Immortalità: un dramma che priva della propria umanità
L’eterna giovinezza, come numerosi esempi di letteratura classica e moderna confermano, è sempre stata narrata come la massima aspirazione umana: quel qualcosa che l’uomo non avrà mai, ma a cui ambirà sempre, angosciato dall’idea della propria finitezza, di cui rughe e capelli bianchi sono gli emblemi più manifesti.
In Adaline – L’eterna giovinezza, Lee Toland Krieger narra di un’immortalità come condizione estremamente drammatica, soprattutto quando il resto del mondo continua a mutare e il fermarsi del tempo, per una sola persona, diviene una vera e propria gabbia da cui occorre liberarsi.

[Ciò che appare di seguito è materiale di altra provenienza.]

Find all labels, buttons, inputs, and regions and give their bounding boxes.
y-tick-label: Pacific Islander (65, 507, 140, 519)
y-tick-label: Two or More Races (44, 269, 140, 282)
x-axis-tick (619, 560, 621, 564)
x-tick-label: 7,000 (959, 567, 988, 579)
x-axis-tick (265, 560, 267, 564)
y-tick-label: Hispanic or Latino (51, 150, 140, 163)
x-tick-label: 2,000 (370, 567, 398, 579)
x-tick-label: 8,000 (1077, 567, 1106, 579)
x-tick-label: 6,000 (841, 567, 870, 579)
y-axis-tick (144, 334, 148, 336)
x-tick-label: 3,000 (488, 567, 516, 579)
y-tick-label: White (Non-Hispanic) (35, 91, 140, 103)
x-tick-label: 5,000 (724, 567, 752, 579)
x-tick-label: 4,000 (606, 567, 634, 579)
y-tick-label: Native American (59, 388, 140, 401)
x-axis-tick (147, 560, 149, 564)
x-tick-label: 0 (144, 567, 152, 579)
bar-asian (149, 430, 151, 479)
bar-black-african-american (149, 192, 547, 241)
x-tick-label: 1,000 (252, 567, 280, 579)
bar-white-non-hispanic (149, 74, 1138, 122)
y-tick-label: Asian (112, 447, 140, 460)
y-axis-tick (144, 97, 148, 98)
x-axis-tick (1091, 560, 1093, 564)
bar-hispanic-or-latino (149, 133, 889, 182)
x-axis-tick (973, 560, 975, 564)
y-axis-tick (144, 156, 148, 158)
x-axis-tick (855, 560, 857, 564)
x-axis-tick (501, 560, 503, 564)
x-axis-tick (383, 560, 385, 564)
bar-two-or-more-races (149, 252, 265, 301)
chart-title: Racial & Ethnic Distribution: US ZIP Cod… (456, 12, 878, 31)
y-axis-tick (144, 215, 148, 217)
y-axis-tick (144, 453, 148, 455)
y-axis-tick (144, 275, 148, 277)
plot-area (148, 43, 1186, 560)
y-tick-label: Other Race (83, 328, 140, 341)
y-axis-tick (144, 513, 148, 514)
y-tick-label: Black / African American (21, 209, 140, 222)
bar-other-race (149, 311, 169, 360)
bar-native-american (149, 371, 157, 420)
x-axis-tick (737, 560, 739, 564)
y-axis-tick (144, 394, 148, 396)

Adaline è un’elegante donna nata i primi del Novecento che all’età di 29 anni rimane vittima di un incidente da cui si salva quasi per miracolo e che, per una particolare legge fisica che coinvolge i suoi tessuti, la rende immortale; in seguito all’episodio, la donna non invecchia più neanche di un anno e, sebbene inizialmente riesca a giustificare quest’anomalia usando la scusa di prodigiose creme contro le rughe, man mano che passano gli anni, è costretta a trovare un’altra soluzione, onde evitare di diventare una cavia da laboratorio oggetto di studi scientifici da parte di curiosi ricercatori.

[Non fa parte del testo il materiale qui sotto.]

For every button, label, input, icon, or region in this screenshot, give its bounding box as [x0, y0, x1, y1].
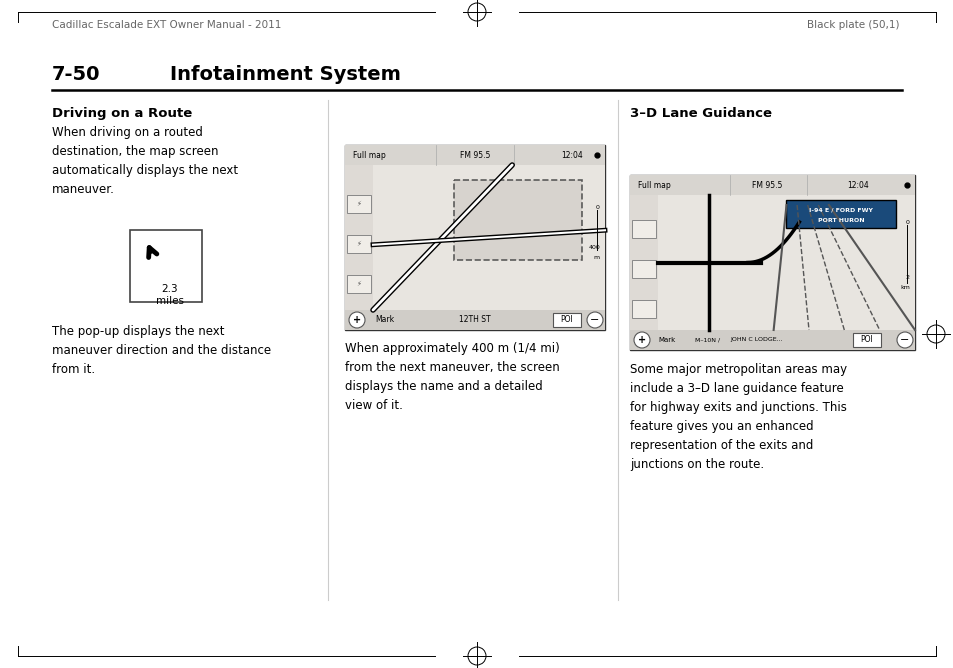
- Text: FM 95.5: FM 95.5: [751, 180, 781, 190]
- Text: POI: POI: [860, 335, 872, 345]
- Text: 12:04: 12:04: [846, 180, 868, 190]
- Text: Full map: Full map: [638, 180, 670, 190]
- Circle shape: [896, 332, 912, 348]
- Bar: [631, 260, 656, 278]
- Bar: [347, 275, 371, 293]
- Circle shape: [586, 312, 602, 328]
- Bar: [629, 330, 914, 350]
- Bar: [373, 165, 604, 310]
- Text: Some major metropolitan areas may
include a 3–D lane guidance feature
for highwa: Some major metropolitan areas may includ…: [629, 363, 846, 471]
- Text: The pop-up displays the next
maneuver direction and the distance
from it.: The pop-up displays the next maneuver di…: [52, 325, 271, 376]
- Text: I-94 E / FORD FWY: I-94 E / FORD FWY: [809, 208, 873, 212]
- Bar: [785, 200, 896, 228]
- Text: 0: 0: [905, 220, 909, 225]
- Text: 400: 400: [588, 245, 599, 250]
- Bar: [553, 313, 580, 327]
- Text: Cadillac Escalade EXT Owner Manual - 2011: Cadillac Escalade EXT Owner Manual - 201…: [52, 20, 281, 30]
- Bar: [345, 145, 604, 165]
- Text: FM 95.5: FM 95.5: [459, 150, 490, 160]
- Text: Driving on a Route: Driving on a Route: [52, 107, 193, 120]
- Bar: [631, 220, 656, 238]
- Text: POI: POI: [560, 315, 573, 325]
- Text: Infotainment System: Infotainment System: [170, 65, 400, 84]
- Text: 2: 2: [905, 275, 909, 280]
- Text: Mark: Mark: [375, 315, 394, 325]
- Text: 2.3
miles: 2.3 miles: [156, 284, 184, 305]
- Text: km: km: [900, 285, 909, 290]
- Text: 3–D Lane Guidance: 3–D Lane Guidance: [629, 107, 771, 120]
- Text: ⚡: ⚡: [356, 281, 361, 287]
- Text: 7-50: 7-50: [52, 65, 100, 84]
- Text: +: +: [353, 315, 360, 325]
- Circle shape: [634, 332, 649, 348]
- Text: 12:04: 12:04: [560, 150, 582, 160]
- Text: −: −: [900, 335, 909, 345]
- Text: Full map: Full map: [353, 150, 385, 160]
- Bar: [629, 175, 914, 350]
- Text: JOHN C LODGE...: JOHN C LODGE...: [729, 337, 781, 343]
- Text: 0: 0: [596, 205, 599, 210]
- Bar: [629, 175, 914, 195]
- Text: m: m: [594, 255, 599, 260]
- Text: ⚡: ⚡: [356, 241, 361, 247]
- Text: Black plate (50,1): Black plate (50,1): [806, 20, 899, 30]
- Bar: [345, 165, 373, 310]
- Bar: [130, 230, 202, 302]
- Bar: [347, 195, 371, 213]
- Text: When approximately 400 m (1/4 mi)
from the next maneuver, the screen
displays th: When approximately 400 m (1/4 mi) from t…: [345, 342, 559, 412]
- Bar: [347, 235, 371, 253]
- Bar: [629, 195, 658, 330]
- Bar: [454, 180, 581, 260]
- Bar: [658, 195, 914, 330]
- Bar: [345, 310, 604, 330]
- Bar: [852, 333, 880, 347]
- Circle shape: [349, 312, 365, 328]
- Text: PORT HURON: PORT HURON: [818, 218, 864, 224]
- Text: ⚡: ⚡: [356, 201, 361, 207]
- Text: 12TH ST: 12TH ST: [458, 315, 490, 325]
- Bar: [631, 300, 656, 318]
- Bar: [345, 145, 604, 330]
- Text: M–10N /: M–10N /: [695, 337, 720, 343]
- Text: Mark: Mark: [658, 337, 675, 343]
- Text: When driving on a routed
destination, the map screen
automatically displays the : When driving on a routed destination, th…: [52, 126, 238, 196]
- Text: +: +: [638, 335, 645, 345]
- Text: −: −: [590, 315, 599, 325]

La donna giunge, così, alla dolorosa scelta di una vita nomade, che la vedrà spostarsi ogni dieci anni da un posto all’altro del mondo, dove si creerà ogni volta una nuova identità, nuove abitudini, nuovi affetti, consapevole che sarà sempre una situazione transitoria, privandosi in questo modo della possibilità di affezionarsi realmente a qualcuno, poiché destinato a invecchiare accanto a lei, senza mai vedere, di rimando, una sola ruga solcare il suo volto.
Esattamente come farà sua figlia, l’unica persona al mondo con cui condivide questo tragico segreto. Ma, tra uno spostamento e l’altro, Adaline incontra il simpatico Ellis Jones, l’uomo che metterà a repentaglio il suo segreto. E i suoi sentimenti, rimasti congelati tanti anni prima insieme ai suoi tessuti.
Frutto del lavoro a 4 mani di J. Mills Goodloe e Salvador Paskowitz, la trama della pellicola, pur interessante per lo spunto che offre, di fatto fatica a decollare, sia per il suo dilungarsi in ridondanti digressioni pseudoscientifiche finalizzate a dare una giustificazione meno fiabesca possibile di ciò che accade ad Adaline, sia per il soffermarsi in modo troppo meticoloso sui vari contesti in cui la protagonista si ritrova. L’intento di sottolineare la contrapposizione tra l’immutabile Adaline e il mondo che muta intorno a lei anche negli eventi storici è chiaro, ma il rischio di calcare troppo la mano su questi elementi facendo perdere il filo del racconto non viene scampato del tutto.
Lacune, tuttavia, compensate da una fotografia decisamente di qualità e dalle doti interpretative degli attori: attraverso un magistrale lavoro di luci e colori, David Lanzenberg offre in modo lampante la diversità dei contesti in cui Adaline ricrea ogni volta la sua vita, non solo da un punto di vista spaziale, ma anche temporale; mentre la bella Blake Lively, divenuta famosa per la serie Gossip Girl, trasmette appieno la dignitosa sofferenza di una donna matura nell’animo, ma giovane nell’aspetto, rimasta vittima di una maledizione alternata a una raffinata freddezza con cui scansa il rischio di affezionarsi a qualcuno. Se poi alla brava protagonista si affianca l’interpretazione, magistrale come sempre, di Harrison Ford, ecco che le carenze della sceneggiature vengono ampiamente compensate.
Uno spunto di riflessione è offerto, infine, dall’accostamento tra affetti e finitezza e incapacità di amare e immortalità; come se ciò che ci rende veramente umani, non è tanto la mortalità, quanto la capacità di provare sentimenti profondi che ci spingono verso il rapporto con l’altro.
Ma, forse, è una riflessione troppo profonda per un film che rimane pur sempre nella categoria dell’intrattenimento.